Here is where it helps with incapacity. If someone becomes unable to take care of him or herself, the successor trustee appointed in the trust can step in to take care of the incapacitated person by accessing his or her assets in the trust for their care. You don't get this with a will. Ultimately, when the person dies, the successor trustee passes the trust property to the children or other estate beneficiaries according to the grantor's objectives. But until then, if the grantor is unable to care for him or herself, this trustee can monitor the investments, access funds, and deal with the financial responsibilities of the grantor.
The question often comes up, Why do you need a trust AND a financial powers of attorney if both of these documents seem to do the same thing? Yes, they seem similar but the financial matters they address are different. For example, if I have a trust and I have a CD in the name of the trust, then the trustee will access the CD to pay my quarterly tax payments if I am unable to do so.

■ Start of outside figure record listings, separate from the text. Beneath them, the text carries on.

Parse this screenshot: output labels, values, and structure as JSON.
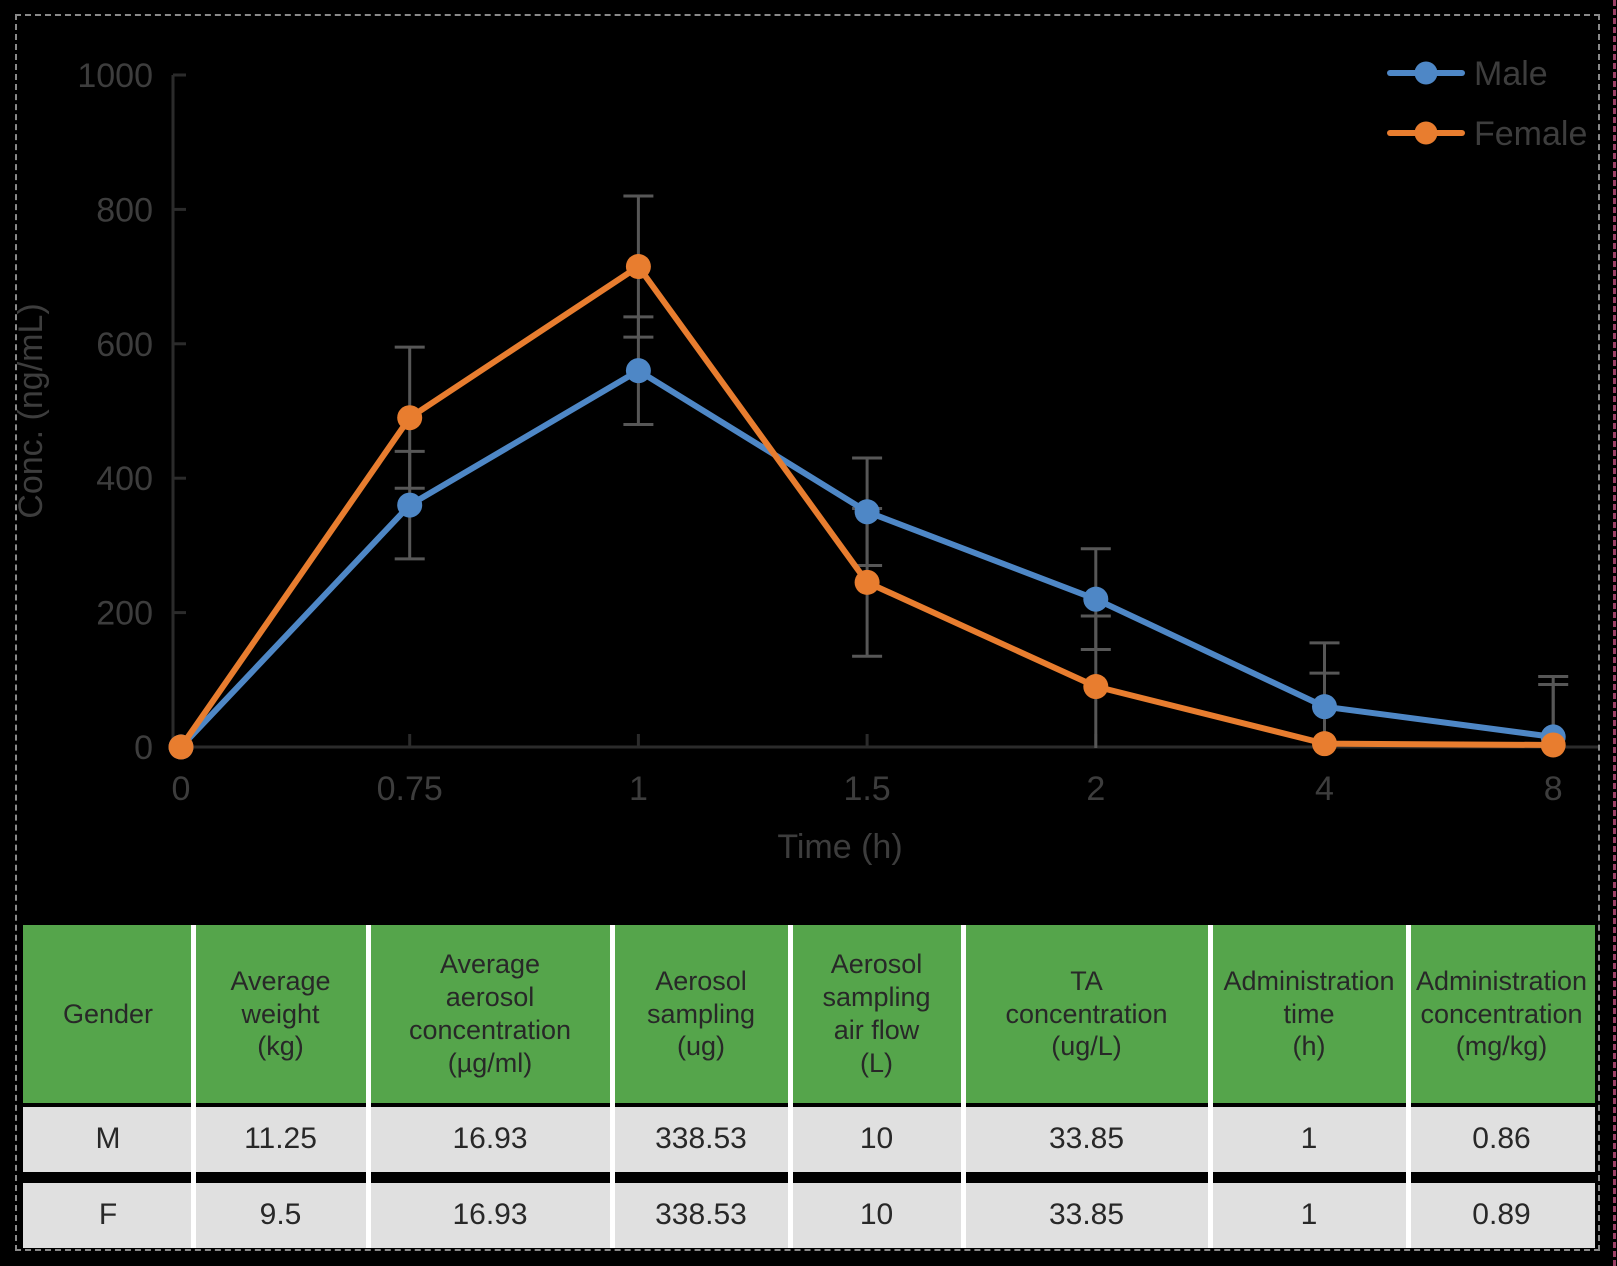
{
  "figure": {
    "background": "#000000",
    "border_color": "#8a8a8a",
    "edge_marker_color": "#9c4066"
  },
  "chart_data": {
    "type": "line",
    "title": "",
    "xlabel": "Time (h)",
    "ylabel": "Conc. (ng/mL)",
    "categories": [
      "0",
      "0.75",
      "1",
      "1.5",
      "2",
      "4",
      "8"
    ],
    "ylim": [
      0,
      1000
    ],
    "ytick_step": 200,
    "ytick_labels": [
      "0",
      "200",
      "400",
      "600",
      "800",
      "1000"
    ],
    "grid": false,
    "legend_position": "top-right",
    "error_bars": true,
    "series": [
      {
        "name": "Male",
        "color": "#4E87C6",
        "values": [
          0,
          360,
          560,
          350,
          220,
          60,
          15
        ],
        "error": [
          0,
          80,
          80,
          80,
          75,
          95,
          90
        ]
      },
      {
        "name": "Female",
        "color": "#E87D2F",
        "values": [
          0,
          490,
          715,
          245,
          90,
          5,
          3
        ],
        "error": [
          0,
          105,
          105,
          110,
          105,
          105,
          90
        ]
      }
    ],
    "error_bar_color": "#575757",
    "axis_color": "#2b2b2b",
    "text_color": "#3d3d3d"
  },
  "table": {
    "header_bg": "#55A54B",
    "row_bg": "#E0E0E0",
    "separator_color": "#ffffff",
    "text_color": "#282828",
    "columns": [
      "Gender",
      "Average\nweight\n(kg)",
      "Average\naerosol\nconcentration\n(µg/ml)",
      "Aerosol\nsampling\n(ug)",
      "Aerosol\nsampling\nair flow\n(L)",
      "TA\nconcentration\n(ug/L)",
      "Administration\ntime\n(h)",
      "Administration\nconcentration\n(mg/kg)"
    ],
    "rows": [
      [
        "M",
        "11.25",
        "16.93",
        "338.53",
        "10",
        "33.85",
        "1",
        "0.86"
      ],
      [
        "F",
        "9.5",
        "16.93",
        "338.53",
        "10",
        "33.85",
        "1",
        "0.89"
      ]
    ]
  }
}
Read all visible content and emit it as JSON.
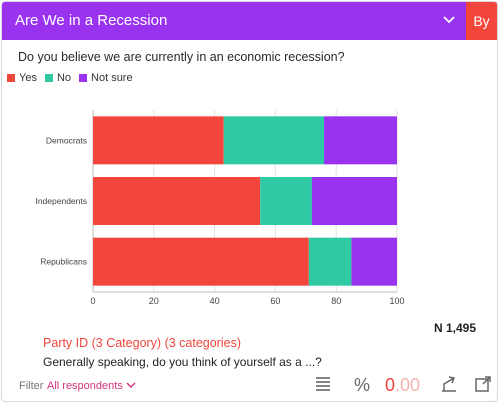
{
  "card": {
    "title": "Are We in a Recession",
    "by_label": "By",
    "question": "Do you believe we are currently in an economic recession?",
    "legend": [
      {
        "label": "Yes",
        "color": "#f2463c"
      },
      {
        "label": "No",
        "color": "#2fcaa3"
      },
      {
        "label": "Not sure",
        "color": "#9a33f0"
      }
    ],
    "n_label": "N 1,495",
    "party_label": "Party ID (3 Category) (3 categories)",
    "party_question": "Generally speaking, do you think of yourself as a ...?",
    "filter_label": "Filter",
    "filter_value": "All respondents",
    "decimals_main": "0",
    "decimals_extra": ".00",
    "percent_symbol": "%"
  },
  "chart_data": {
    "type": "bar",
    "orientation": "horizontal",
    "stacked": true,
    "categories": [
      "Democrats",
      "Independents",
      "Republicans"
    ],
    "series": [
      {
        "name": "Yes",
        "color": "#f2463c",
        "values": [
          43,
          55,
          71
        ]
      },
      {
        "name": "No",
        "color": "#2fcaa3",
        "values": [
          33,
          17,
          14
        ]
      },
      {
        "name": "Not sure",
        "color": "#9a33f0",
        "values": [
          24,
          28,
          15
        ]
      }
    ],
    "xlim": [
      0,
      100
    ],
    "xticks": [
      "0",
      "20",
      "40",
      "60",
      "80",
      "100"
    ],
    "grid": true
  }
}
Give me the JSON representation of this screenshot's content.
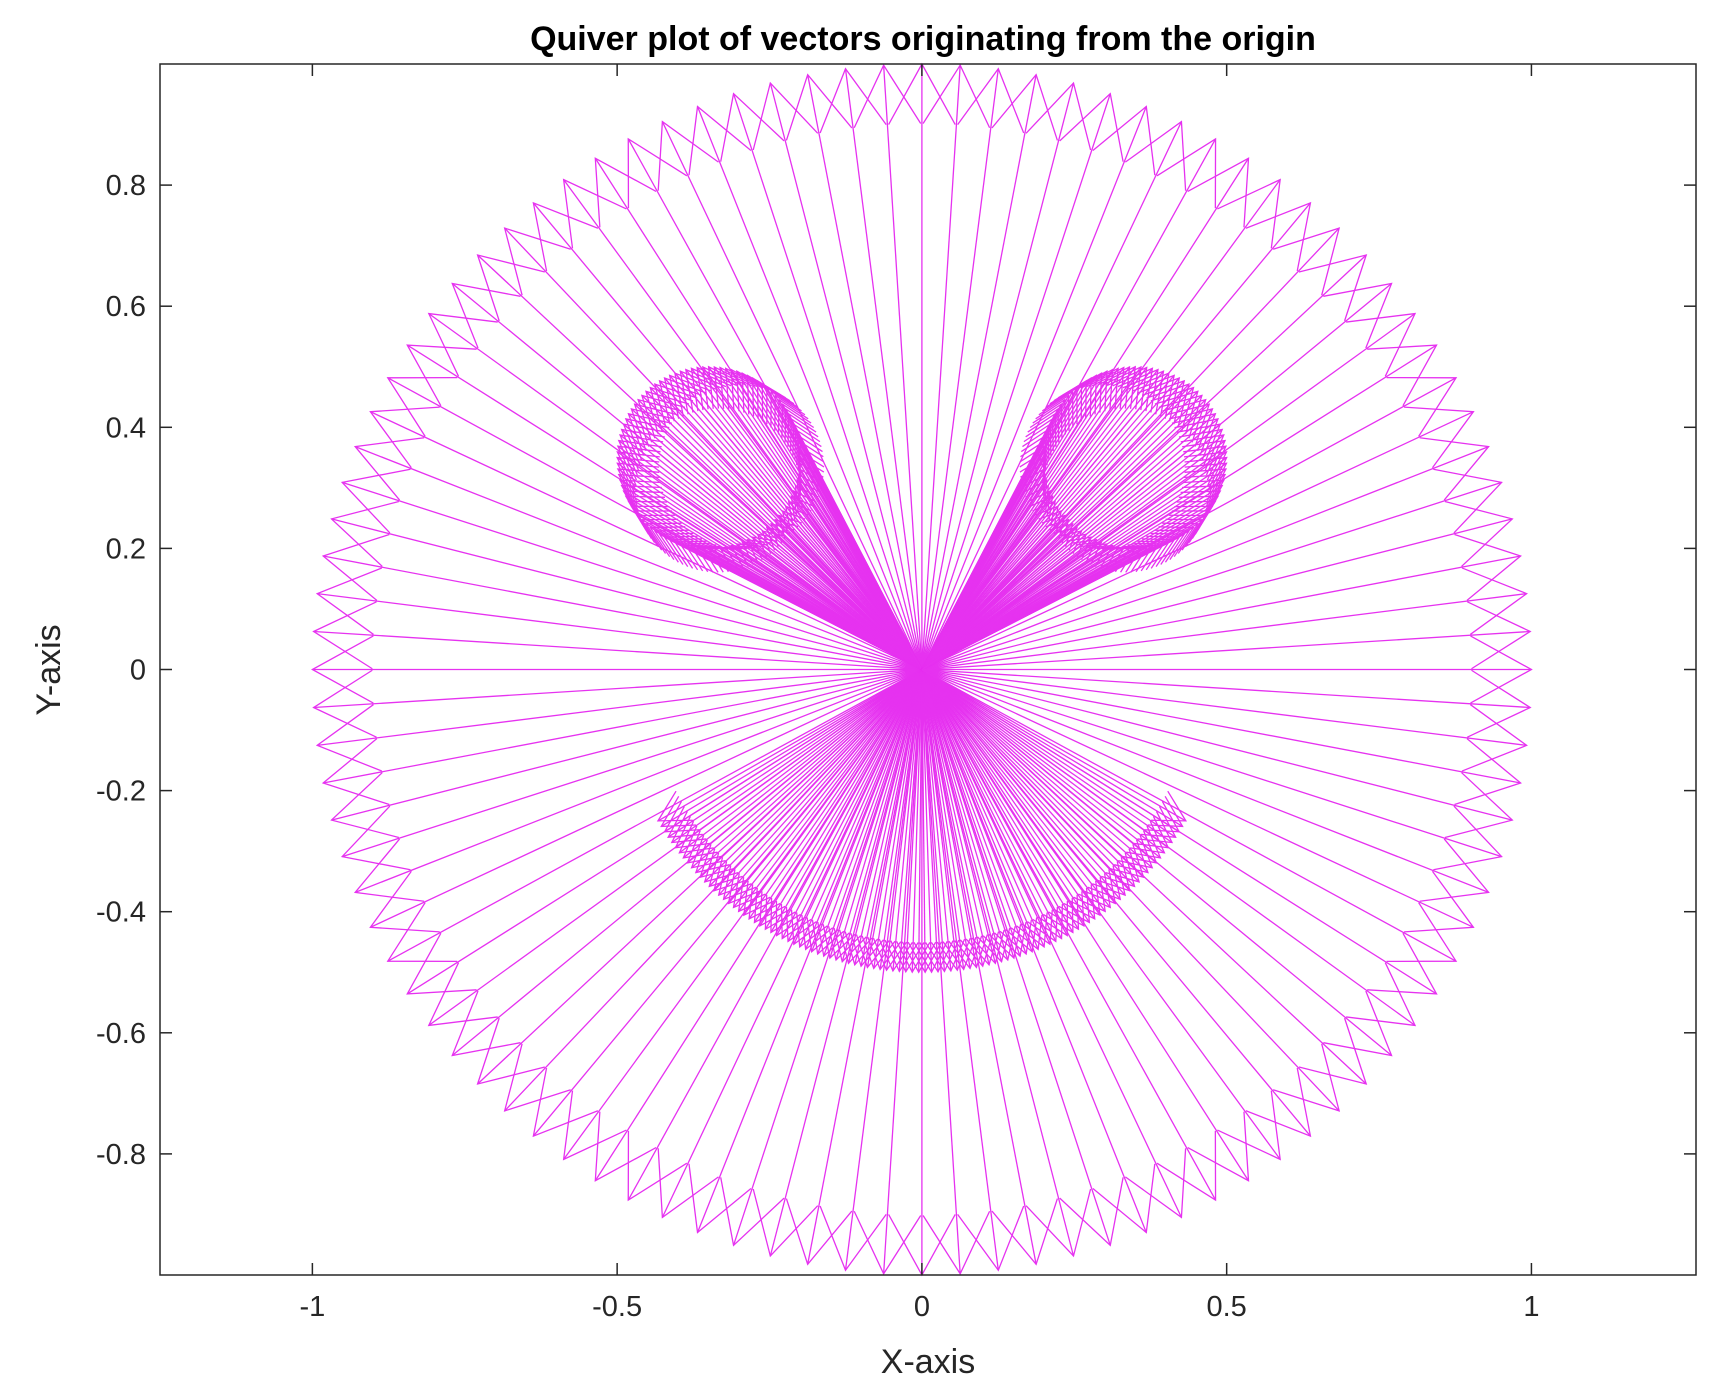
{
  "chart_data": {
    "type": "quiver",
    "title": "Quiver plot of vectors originating from the origin",
    "xlabel": "X-axis",
    "ylabel": "Y-axis",
    "xlim": [
      -1.25,
      1.27
    ],
    "ylim": [
      -1.0,
      1.0
    ],
    "xticks": [
      -1,
      -0.5,
      0,
      0.5,
      1
    ],
    "xtick_labels": [
      "-1",
      "-0.5",
      "0",
      "0.5",
      "1"
    ],
    "yticks": [
      -0.8,
      -0.6,
      -0.4,
      -0.2,
      0,
      0.2,
      0.4,
      0.6,
      0.8
    ],
    "ytick_labels": [
      "-0.8",
      "-0.6",
      "-0.4",
      "-0.2",
      "0",
      "0.2",
      "0.4",
      "0.6",
      "0.8"
    ],
    "grid": false,
    "vector_color": "#e632f0",
    "origin": [
      0,
      0
    ],
    "groups": [
      {
        "shape": "circle",
        "center": [
          0,
          0
        ],
        "radius": 1.0,
        "angle_start_deg": 0,
        "angle_end_deg": 360,
        "count": 100
      },
      {
        "shape": "circle",
        "center": [
          -0.35,
          0.35
        ],
        "radius": 0.15,
        "angle_start_deg": 0,
        "angle_end_deg": 360,
        "count": 100
      },
      {
        "shape": "circle",
        "center": [
          0.35,
          0.35
        ],
        "radius": 0.15,
        "angle_start_deg": 0,
        "angle_end_deg": 360,
        "count": 100
      },
      {
        "shape": "arc",
        "center": [
          0,
          0
        ],
        "radius": 0.5,
        "angle_start_deg": 210,
        "angle_end_deg": 330,
        "count": 100
      }
    ]
  }
}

Same example, but lets say the person does not have a trust or the CD is in the person's individual name, then the agent under the power of attorney can go to the bank and gain access to the CD in order to make these same payments. Trustees will access any accounts that are in the name of the trust for the betterment of the incapacitated individual. All other legal, tax, contract, and other matters will likely be handled by the agent under the power of attorney. Can you see why I like for the person that is the trustee to also be the agent under the power of attorney?
Sure, there may be other documents that are necessary, and one form does not fit all in this circumstance, but these documents are a core part of my conversation in addressing client concerns for their possible incapacity.